Por fim, o objeto do presente mandado de

segurança circunscreve-se, com exatidão, aos

objetivos e funções institucionais da Defensoria

Pública, notadamente a “afirmação do Estado

Democrático de Direito” (art.3º-A, II), “a

prevalência e efetividade dos direitos humanos”

(art.3ºA, III); “promover a difusão e a

conscientização dos direitos humanos, da cidadania

e do ordenamento jurídico” (art.4º, III) e

“promover a mais ampla defesa dos direitos

fundamentais dos necessitados, abrangendo seus

direitos individuais, coletivos, sociais,

econômicos, culturais e ambientais, sendo

admissíveis todas as espécies de ações capazes de

propiciar sua adequada e efetiva tutela” (art.4º,

X, todos dispositivos da Lei complementar nº80/94).

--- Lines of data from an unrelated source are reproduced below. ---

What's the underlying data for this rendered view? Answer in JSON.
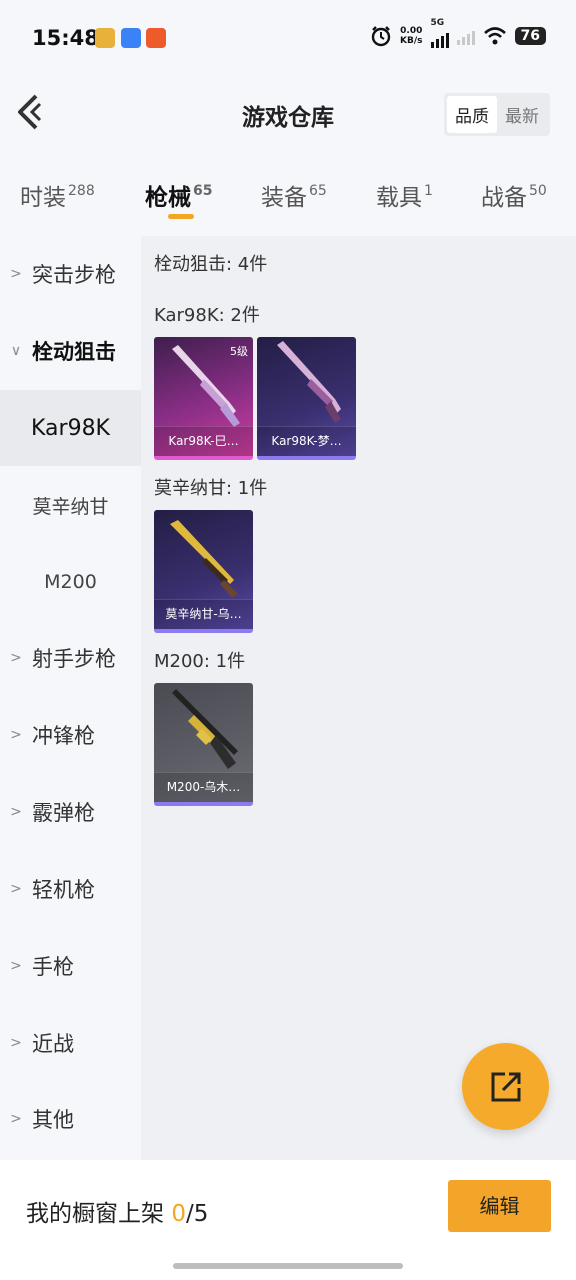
{
  "status_bar": {
    "time": "15:48",
    "net_speed_value": "0.00",
    "net_speed_unit": "KB/s",
    "network_type": "5G",
    "battery": "76"
  },
  "header": {
    "title": "游戏仓库",
    "sort_quality": "品质",
    "sort_newest": "最新"
  },
  "tabs": [
    {
      "label": "时装",
      "count": "288"
    },
    {
      "label": "枪械",
      "count": "65"
    },
    {
      "label": "装备",
      "count": "65"
    },
    {
      "label": "载具",
      "count": "1"
    },
    {
      "label": "战备",
      "count": "50"
    }
  ],
  "sidebar": {
    "items": [
      {
        "label": "突击步枪"
      },
      {
        "label": "栓动狙击"
      },
      {
        "label": "射手步枪"
      },
      {
        "label": "冲锋枪"
      },
      {
        "label": "霰弹枪"
      },
      {
        "label": "轻机枪"
      },
      {
        "label": "手枪"
      },
      {
        "label": "近战"
      },
      {
        "label": "其他"
      }
    ],
    "subitems": [
      {
        "label": "Kar98K"
      },
      {
        "label": "莫辛纳甘"
      },
      {
        "label": "M200"
      }
    ]
  },
  "content": {
    "category_summary": "栓动狙击: 4件",
    "groups": [
      {
        "title": "Kar98K: 2件",
        "items": [
          {
            "name": "Kar98K-巳…",
            "level": "5级"
          },
          {
            "name": "Kar98K-梦…"
          }
        ]
      },
      {
        "title": "莫辛纳甘: 1件",
        "items": [
          {
            "name": "莫辛纳甘-乌…"
          }
        ]
      },
      {
        "title": "M200: 1件",
        "items": [
          {
            "name": "M200-乌木…"
          }
        ]
      }
    ]
  },
  "bottom_bar": {
    "showcase_prefix": "我的橱窗上架 ",
    "showcase_count": "0",
    "showcase_total": "/5",
    "edit_label": "编辑"
  },
  "colors": {
    "accent": "#f3a52a",
    "card_pink": "#cf3f9f",
    "card_purple": "#5a4aa8",
    "card_gray": "#5d5e66"
  },
  "icons": [
    "back-arrow-icon",
    "alarm-icon",
    "wifi-icon",
    "signal-icon",
    "chevron-right-icon",
    "chevron-down-icon",
    "share-external-icon"
  ]
}
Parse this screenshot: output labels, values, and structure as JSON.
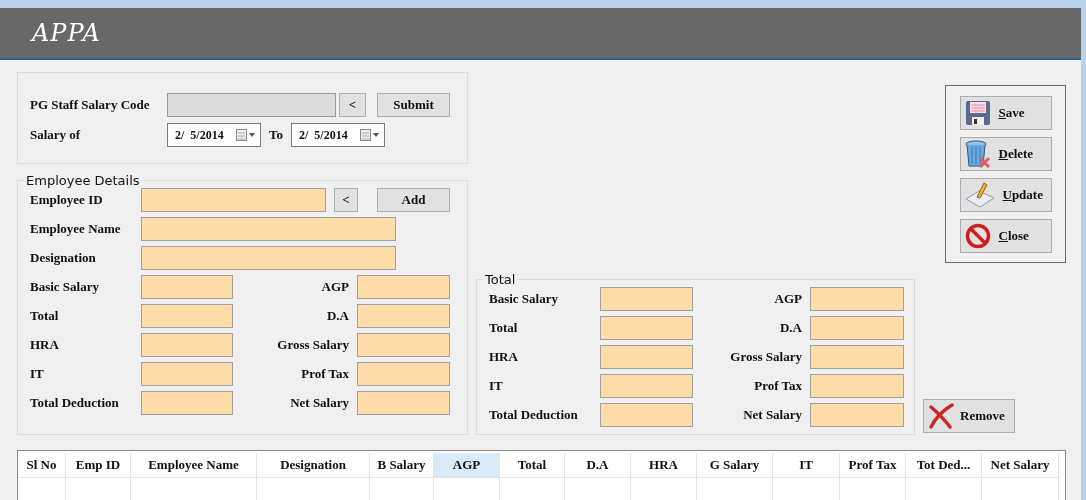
{
  "header": {
    "title": "APPA"
  },
  "salary_code": {
    "label": "PG Staff Salary Code",
    "lookup_button": "<",
    "submit_button": "Submit"
  },
  "date_range": {
    "label": "Salary of",
    "from": "2/  5/2014",
    "to_label": "To",
    "to": "2/  5/2014"
  },
  "employee_details": {
    "title": "Employee Details",
    "id_field": {
      "label": "Employee ID",
      "lookup_button": "<",
      "add_button": "Add"
    },
    "text_fields": [
      {
        "label": "Employee Name"
      },
      {
        "label": "Designation"
      }
    ],
    "pay_fields": [
      {
        "left": "Basic Salary",
        "right": "AGP"
      },
      {
        "left": "Total",
        "right": "D.A"
      },
      {
        "left": "HRA",
        "right": "Gross Salary"
      },
      {
        "left": "IT",
        "right": "Prof Tax"
      },
      {
        "left": "Total Deduction",
        "right": "Net Salary"
      }
    ]
  },
  "total": {
    "title": "Total",
    "pay_fields": [
      {
        "left": "Basic Salary",
        "right": "AGP"
      },
      {
        "left": "Total",
        "right": "D.A"
      },
      {
        "left": "HRA",
        "right": "Gross Salary"
      },
      {
        "left": "IT",
        "right": "Prof Tax"
      },
      {
        "left": "Total Deduction",
        "right": "Net Salary"
      }
    ]
  },
  "actions": [
    {
      "label": "Save",
      "kind": "save"
    },
    {
      "label": "Delete",
      "kind": "delete"
    },
    {
      "label": "Update",
      "kind": "update"
    },
    {
      "label": "Close",
      "kind": "close"
    }
  ],
  "remove_button": {
    "label": "Remove"
  },
  "grid": {
    "columns": [
      {
        "label": "Sl No",
        "selected": false
      },
      {
        "label": "Emp ID",
        "selected": false
      },
      {
        "label": "Employee Name",
        "selected": false
      },
      {
        "label": "Designation",
        "selected": false
      },
      {
        "label": "B Salary",
        "selected": false
      },
      {
        "label": "AGP",
        "selected": true
      },
      {
        "label": "Total",
        "selected": false
      },
      {
        "label": "D.A",
        "selected": false
      },
      {
        "label": "HRA",
        "selected": false
      },
      {
        "label": "G Salary",
        "selected": false
      },
      {
        "label": "IT",
        "selected": false
      },
      {
        "label": "Prof Tax",
        "selected": false
      },
      {
        "label": "Tot Ded...",
        "selected": false
      },
      {
        "label": "Net Salary",
        "selected": false
      }
    ]
  }
}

Assentada a legitimidade ativa da

Defensoria Pública, é preciso que se analise,

enfim, o direito assegurado, de forma potencial, à

toda coletividade de Diadema.

IV – DO DIREITO DE REUNIÃO. CONFORMAÇÃO E PROTEÇÃO.

3 BUENO, Cassio Scarpinella. A nova lei do mandado de segurança. 2. ed. rev., atual.

e ampl. – São Paulo: Saraiva, 2010, página 166.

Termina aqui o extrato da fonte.